Esensi dari persoalan itu terletak pada bagaimana kita menyikapinya, karena memahami persoalan juga perlu cara yang unikl ,dengan memaknai masalah-masalah kecil secara mendalam. Sebuah konsep sederhana yang layak diikuti oleh siapa saja  yang menginginkan growth dan bukan sekadar result.
" Jos, es krimnya sudah mau habis itu, kenapa tidak di cicipi", ketus  Melania, sembari tersenyum kecil. seketika membuyarkan lamunanku selama perjalanan malam itu.
" Eh, maaf," timpal ku, mengernyitkan dahi.
Waduh kenapa jiwa jomblo ini masih mengontrol momen-momen seperti ini, padahal saya  sedang jalan berdua, tapi serasa sedang sendiri. Waduh sepertinya aku belum siap untuk berduaan hhhh...

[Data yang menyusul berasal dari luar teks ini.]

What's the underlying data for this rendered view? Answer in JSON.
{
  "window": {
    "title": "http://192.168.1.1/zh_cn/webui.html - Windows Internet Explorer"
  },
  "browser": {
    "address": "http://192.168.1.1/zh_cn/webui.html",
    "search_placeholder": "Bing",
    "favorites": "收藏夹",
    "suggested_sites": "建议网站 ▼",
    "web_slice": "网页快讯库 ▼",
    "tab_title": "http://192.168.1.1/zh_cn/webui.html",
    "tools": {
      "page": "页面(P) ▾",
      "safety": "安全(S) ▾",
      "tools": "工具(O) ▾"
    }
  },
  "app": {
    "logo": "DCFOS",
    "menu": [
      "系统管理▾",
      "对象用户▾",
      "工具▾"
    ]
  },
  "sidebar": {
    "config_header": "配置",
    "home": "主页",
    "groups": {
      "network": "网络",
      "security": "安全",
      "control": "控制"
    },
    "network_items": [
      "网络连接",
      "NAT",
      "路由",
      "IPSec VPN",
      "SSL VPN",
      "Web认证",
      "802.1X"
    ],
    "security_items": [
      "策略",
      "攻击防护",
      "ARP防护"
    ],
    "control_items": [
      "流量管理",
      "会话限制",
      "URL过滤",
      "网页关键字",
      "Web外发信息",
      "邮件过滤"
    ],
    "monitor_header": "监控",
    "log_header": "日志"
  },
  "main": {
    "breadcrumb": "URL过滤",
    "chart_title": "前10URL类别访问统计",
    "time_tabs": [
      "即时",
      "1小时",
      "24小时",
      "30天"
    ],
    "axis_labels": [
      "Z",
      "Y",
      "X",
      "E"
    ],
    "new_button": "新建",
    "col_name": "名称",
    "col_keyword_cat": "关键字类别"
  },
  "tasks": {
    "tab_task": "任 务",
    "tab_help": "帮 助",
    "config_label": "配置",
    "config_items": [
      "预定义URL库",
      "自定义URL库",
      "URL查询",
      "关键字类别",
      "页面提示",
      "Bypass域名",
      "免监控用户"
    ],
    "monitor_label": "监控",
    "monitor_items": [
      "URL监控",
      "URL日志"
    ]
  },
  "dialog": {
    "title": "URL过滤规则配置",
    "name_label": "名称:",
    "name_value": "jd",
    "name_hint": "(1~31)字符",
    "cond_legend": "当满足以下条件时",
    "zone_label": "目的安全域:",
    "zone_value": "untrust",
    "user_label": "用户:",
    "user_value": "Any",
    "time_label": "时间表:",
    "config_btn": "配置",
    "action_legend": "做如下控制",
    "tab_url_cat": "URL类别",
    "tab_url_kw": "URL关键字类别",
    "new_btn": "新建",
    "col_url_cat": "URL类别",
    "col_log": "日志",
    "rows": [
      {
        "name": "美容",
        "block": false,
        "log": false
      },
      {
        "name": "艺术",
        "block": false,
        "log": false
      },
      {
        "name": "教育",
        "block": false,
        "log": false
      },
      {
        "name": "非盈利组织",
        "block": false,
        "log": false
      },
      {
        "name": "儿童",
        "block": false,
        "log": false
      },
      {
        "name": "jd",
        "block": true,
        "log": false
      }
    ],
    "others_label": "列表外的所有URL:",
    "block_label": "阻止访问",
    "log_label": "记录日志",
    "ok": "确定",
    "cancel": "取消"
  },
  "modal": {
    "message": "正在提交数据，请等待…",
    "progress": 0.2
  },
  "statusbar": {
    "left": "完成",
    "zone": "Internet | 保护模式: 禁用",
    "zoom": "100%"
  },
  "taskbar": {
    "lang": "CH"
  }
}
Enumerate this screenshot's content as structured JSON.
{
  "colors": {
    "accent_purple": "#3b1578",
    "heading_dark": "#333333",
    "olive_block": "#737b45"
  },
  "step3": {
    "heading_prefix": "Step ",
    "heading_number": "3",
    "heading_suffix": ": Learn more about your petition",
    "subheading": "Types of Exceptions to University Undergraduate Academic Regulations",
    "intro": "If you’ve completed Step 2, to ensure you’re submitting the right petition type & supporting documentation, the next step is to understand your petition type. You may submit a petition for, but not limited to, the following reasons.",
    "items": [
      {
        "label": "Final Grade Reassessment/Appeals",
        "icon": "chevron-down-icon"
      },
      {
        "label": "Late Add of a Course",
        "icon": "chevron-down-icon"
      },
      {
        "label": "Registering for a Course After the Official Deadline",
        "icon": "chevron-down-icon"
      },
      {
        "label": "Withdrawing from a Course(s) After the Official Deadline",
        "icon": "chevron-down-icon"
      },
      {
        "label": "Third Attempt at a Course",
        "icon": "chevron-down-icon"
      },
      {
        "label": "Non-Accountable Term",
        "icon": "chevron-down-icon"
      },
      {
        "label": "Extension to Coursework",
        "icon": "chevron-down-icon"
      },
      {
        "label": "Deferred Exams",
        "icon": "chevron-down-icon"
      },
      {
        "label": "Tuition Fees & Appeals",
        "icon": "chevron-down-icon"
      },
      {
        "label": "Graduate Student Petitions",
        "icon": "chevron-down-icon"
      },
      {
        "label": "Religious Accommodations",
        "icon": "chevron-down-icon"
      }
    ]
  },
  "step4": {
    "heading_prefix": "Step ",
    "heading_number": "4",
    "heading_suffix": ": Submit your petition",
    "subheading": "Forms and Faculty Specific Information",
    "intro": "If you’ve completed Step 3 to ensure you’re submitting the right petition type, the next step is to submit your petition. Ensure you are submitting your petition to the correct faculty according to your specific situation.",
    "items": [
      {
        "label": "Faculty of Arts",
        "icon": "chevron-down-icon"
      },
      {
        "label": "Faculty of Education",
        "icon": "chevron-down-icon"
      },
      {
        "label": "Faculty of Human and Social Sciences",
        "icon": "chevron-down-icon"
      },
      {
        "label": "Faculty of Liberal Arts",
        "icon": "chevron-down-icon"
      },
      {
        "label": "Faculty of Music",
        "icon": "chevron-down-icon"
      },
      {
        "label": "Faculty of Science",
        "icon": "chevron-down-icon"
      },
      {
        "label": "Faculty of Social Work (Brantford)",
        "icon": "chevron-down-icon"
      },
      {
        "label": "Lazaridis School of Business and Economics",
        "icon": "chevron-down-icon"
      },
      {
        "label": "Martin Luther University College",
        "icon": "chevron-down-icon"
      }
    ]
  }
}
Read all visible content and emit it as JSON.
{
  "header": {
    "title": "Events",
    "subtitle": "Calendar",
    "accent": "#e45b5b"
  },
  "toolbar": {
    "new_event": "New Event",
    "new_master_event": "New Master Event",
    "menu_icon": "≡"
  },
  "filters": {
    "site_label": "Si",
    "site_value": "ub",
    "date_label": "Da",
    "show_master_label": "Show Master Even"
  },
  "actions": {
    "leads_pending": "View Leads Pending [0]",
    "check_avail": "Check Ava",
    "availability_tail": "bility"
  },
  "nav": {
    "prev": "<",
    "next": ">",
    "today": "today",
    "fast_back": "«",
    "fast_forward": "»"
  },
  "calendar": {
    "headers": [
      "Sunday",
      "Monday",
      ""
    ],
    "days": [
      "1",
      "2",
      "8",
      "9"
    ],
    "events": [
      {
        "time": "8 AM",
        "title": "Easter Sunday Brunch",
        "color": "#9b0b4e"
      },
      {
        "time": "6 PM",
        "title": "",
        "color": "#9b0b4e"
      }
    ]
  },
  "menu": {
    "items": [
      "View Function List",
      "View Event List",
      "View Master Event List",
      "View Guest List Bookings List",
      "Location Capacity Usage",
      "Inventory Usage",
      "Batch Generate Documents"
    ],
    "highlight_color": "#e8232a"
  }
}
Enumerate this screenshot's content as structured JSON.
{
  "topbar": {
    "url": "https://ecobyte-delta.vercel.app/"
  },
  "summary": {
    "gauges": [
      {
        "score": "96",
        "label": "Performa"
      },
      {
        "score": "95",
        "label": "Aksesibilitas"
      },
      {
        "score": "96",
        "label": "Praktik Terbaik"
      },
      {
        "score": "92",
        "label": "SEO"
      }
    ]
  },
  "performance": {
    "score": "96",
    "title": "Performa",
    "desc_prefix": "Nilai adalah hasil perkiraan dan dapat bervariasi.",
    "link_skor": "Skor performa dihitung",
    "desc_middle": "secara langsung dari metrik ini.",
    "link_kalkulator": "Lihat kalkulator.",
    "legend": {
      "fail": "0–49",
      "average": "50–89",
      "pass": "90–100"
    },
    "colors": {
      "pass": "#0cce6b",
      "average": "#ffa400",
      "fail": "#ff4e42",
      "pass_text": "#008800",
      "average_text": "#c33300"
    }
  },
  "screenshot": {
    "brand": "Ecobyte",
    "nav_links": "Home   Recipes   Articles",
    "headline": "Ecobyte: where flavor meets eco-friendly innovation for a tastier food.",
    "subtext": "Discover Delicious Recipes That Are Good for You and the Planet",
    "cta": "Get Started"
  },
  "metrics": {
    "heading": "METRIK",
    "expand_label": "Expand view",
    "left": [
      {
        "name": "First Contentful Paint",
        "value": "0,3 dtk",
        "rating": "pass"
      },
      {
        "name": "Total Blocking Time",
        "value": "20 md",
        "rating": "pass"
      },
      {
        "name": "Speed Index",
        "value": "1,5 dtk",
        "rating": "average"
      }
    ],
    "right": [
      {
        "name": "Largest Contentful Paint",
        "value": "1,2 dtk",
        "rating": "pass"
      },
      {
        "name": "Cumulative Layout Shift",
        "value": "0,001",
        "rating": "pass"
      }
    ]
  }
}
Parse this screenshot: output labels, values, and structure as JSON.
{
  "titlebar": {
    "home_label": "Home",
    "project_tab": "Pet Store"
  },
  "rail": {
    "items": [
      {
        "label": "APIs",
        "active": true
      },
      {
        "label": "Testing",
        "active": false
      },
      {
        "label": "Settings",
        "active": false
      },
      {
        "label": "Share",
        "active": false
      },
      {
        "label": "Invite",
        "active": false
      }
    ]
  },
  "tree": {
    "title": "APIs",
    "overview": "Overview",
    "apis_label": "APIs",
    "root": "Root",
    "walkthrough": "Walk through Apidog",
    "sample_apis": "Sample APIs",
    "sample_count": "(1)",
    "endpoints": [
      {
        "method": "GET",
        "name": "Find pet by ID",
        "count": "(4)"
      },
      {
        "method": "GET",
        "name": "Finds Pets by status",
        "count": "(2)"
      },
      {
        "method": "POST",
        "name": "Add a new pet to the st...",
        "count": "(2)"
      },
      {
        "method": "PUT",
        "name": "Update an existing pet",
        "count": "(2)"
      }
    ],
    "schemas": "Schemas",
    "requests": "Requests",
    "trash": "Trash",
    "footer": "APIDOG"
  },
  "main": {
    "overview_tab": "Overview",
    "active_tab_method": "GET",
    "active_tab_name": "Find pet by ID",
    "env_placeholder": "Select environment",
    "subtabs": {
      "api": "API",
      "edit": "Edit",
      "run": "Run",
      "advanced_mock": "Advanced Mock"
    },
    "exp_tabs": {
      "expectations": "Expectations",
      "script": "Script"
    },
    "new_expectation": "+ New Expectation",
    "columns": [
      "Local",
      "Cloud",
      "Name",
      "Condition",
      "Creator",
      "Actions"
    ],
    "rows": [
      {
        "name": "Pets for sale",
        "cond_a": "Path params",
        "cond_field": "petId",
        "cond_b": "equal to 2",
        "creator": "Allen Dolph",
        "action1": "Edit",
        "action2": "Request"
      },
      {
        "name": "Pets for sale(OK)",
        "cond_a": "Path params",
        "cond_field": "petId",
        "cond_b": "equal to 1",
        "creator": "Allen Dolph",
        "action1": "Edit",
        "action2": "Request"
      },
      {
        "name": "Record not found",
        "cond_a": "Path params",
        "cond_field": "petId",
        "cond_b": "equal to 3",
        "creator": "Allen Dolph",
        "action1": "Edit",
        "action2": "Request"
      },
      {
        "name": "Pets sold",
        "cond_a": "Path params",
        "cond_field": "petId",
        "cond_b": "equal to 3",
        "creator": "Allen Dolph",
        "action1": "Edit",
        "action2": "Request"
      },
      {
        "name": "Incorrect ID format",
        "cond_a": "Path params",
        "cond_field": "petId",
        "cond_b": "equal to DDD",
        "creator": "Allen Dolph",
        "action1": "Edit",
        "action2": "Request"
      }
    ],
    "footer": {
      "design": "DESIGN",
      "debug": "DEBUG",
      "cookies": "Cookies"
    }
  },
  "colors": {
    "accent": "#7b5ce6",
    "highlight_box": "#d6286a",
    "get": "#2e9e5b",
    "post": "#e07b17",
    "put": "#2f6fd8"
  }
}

Oh iya, untuk para jomblo jangan pernah merasa minder dengan status anda, toh yang menjalani hidup adalah diri kita, selama kita masih mendamba kebebasan, sembari menyeruput kopi dan sedikit aroma nikotin dari rokok sampoerna tak ada yang salah dengan itu, hanya saja jangan sampai kita berkutat pada kebahagian semu seperti itu, mulai dengan self management untuk mengatur kearah mana diri kita seharusnya berpijak.